Free from "this"; free to "this" - Part 2
In part 1 of this line of thinking I tried to explore the concept of being free and connected at the same time. It seems that we choose freedom and, along with that, there is a corresponding slavery or service. I am, as a human, never free in the ultimate sense. God is the only one who is truly free and the freedom he experiences is one that, from and into eternity, does not have a corresponding service. Yet, the freedom that God experiences is perfectly expressed through connection. Connection in the three persons of the Trinity itself. What a beautiful picture of the Trinity it was as the the dancers, though connected, saw a freedom much like the one God sees! I may be reading too much into this but, in the Amazing Stories episode, the two dancers moved in front of the stained-glass picture of Christ, his eyes fixed on the Father as he prayed for strength to face the cross chosen for him. What a startling picture of the three persons of the Trinity moving in a concert of freedom to secure my salvation The Trinity was most aptly displayed!

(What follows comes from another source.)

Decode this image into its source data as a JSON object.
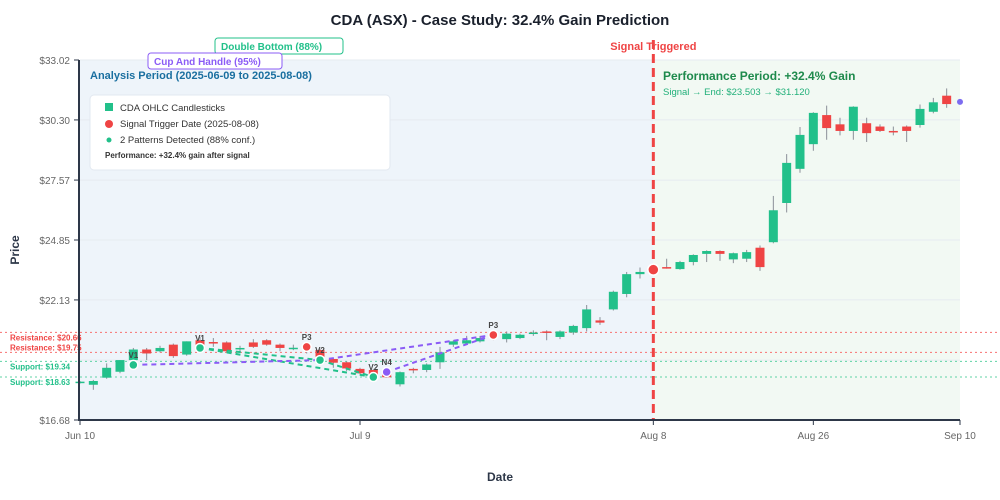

Another lot that I have inherited as a son of the earth and man is that of degrees. There are better and worse experiences that I have, more and less beautiful things that I encounter, better and worse coffee that I drink - it seems and endless parade of bad and worse, good and better. I see the same degrees in the freedom that I choose. Again, with God, there are no degrees. All of him, every fiber of who he is, shows a perfect perfection that I will never know even on the other side of heaven. The freedom he experiences is perfect freedom and the connections he has are equally as flawless. But me, I need to choose the better freedom and, at the same time, the better service.
The dancers, though connected, did just that. Now one of them could have broken away from the other and gone off to do their own dance severing the connection between them. I would view that as a choice of a lesser freedom. The dancer that broke the connection would have been connected to their own desires and passions and not in tune with those of the partner. They would have seen it fit to leave their partner alone to pursue their own way and leave the other person wondering, perhaps perturbed, about what just happened and what their reaction should be. They would be forced into reacting to what the other was doing, if only for a second. To me, that speaks of selfishness and I know that I am a terrible god indeed. The dancer could be a better one than I but would absolutely be a lesser one than He.
Choosing the freedom with the connection to their partner the dancer would embrace a greater freedom. One that invited and assisted their partner into a deeper passion for the beauty of and commitment to the art of the dance. Their connected freedom would give us a glimpse of God himself as the Father, Son, and Spirit move in splendid unison alongside and even in assistance of each other. Their freedom would illustrate both a commitment to and dependence upon each other to bring us a glimpse of the beauty of the Divine and his gift of our ever-increasing reclamation of our prior dominion over the natural world. The richness of their connected freedom can not be overstated. Nor can their abandon of it.
And their is one aspect to all of this that cannot escape my mind. God would have it no other way.